Deux femmes pour une nouvelle vie – que sont-elles devenues après quatre ans sous les tentes ?

De quoi est faite la vie des rescapés du séisme qui ont vécu quatre ans sous les tentes ? Comment voient-elles l’avenir ? Juliata et Fanèse viennent de quitter l’ex - camp Golf de Pétion ville pour une nouvelle vie. Nous avons suivies ces deux femmes.

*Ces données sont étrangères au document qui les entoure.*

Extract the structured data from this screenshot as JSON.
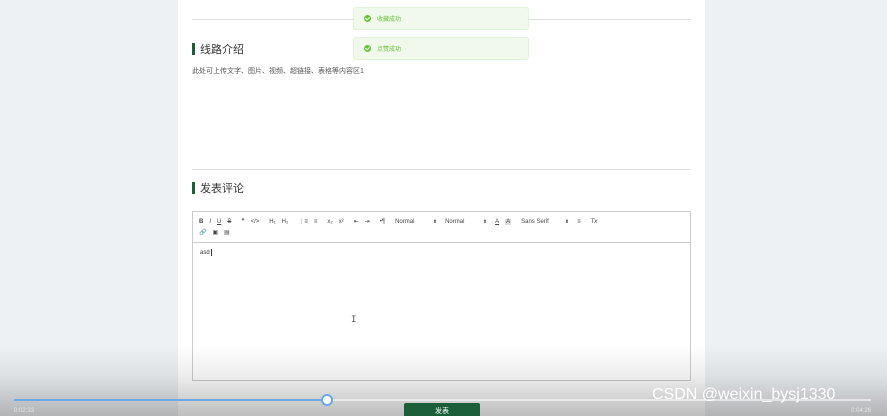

Photo: Pierre Jerome Richard-UN/MINUSTAH Photo: Pierre Jerome Richard-UN/MINUSTAH

Juliata Faustin a deux enfants. Fanèse Lamartinière, elle, en élève seule sept. Ces deux rescapées du séisme du 12 janvier 2010 vivent de la débrouille en tenant un petit commerce de produits de première nécessité. Elles ont quitté les tentes, mais cette nouvelle vie est pleine d’incertitudes. Bien qu’elle ait quitté le camp, près d’un an déjà, elle n’a pas perdu les réflexes de protection acquis pendant son séjour dans cet endroit qu’elle juge « malsain ».

Photo: UN/MINUSTAH Photo: UN/MINUSTAH

De ses quatre ans dans le camp, elle en garde une habitude principale. Garder un œil ouvert. « Souvent je reste éveillée une bonne partie de la nuit », dit Fanèse. Les visites intempestives étaient courantes, comme quand des hommes ont percé sa tente et dérobé des pièces d’identité de la famille qu’elle avait cachées dans une vielle valise. Abandonnée par le père de ses enfants juste après le séisme, elle a vite appris la vigilance. « On ne pouvait rien conserver d’important sous la tente, de peur que les bandits ne nous surprennent », explique-t-elle assise à côté de sa collègue Juliata sur un petit banc recouvert de coussins en plastique.

Une patience qui paie

Pour quitter le camp, chaque famille a reçu une subvention de l’organisation en charge du site, l’ONG Jenkins Penn/HRO, devant permettre de payer un loyer pendant un an. « Les plus vulnérables, notamment les femmes chefs de famille de plus de quatre enfants ont reçu une aide supplémentaire », de produits destinés à la vente comme fonds de commerce, explique Richardson Louissaint, gestionnaire adjoint du projet de relocalisation de JP/HRO. Suivant le type de clientèle et de commerce envisagé par les bénéficiaires de ce projet, certaines ont reçu des produits cosmétiques, d’autres des produits alimentaires.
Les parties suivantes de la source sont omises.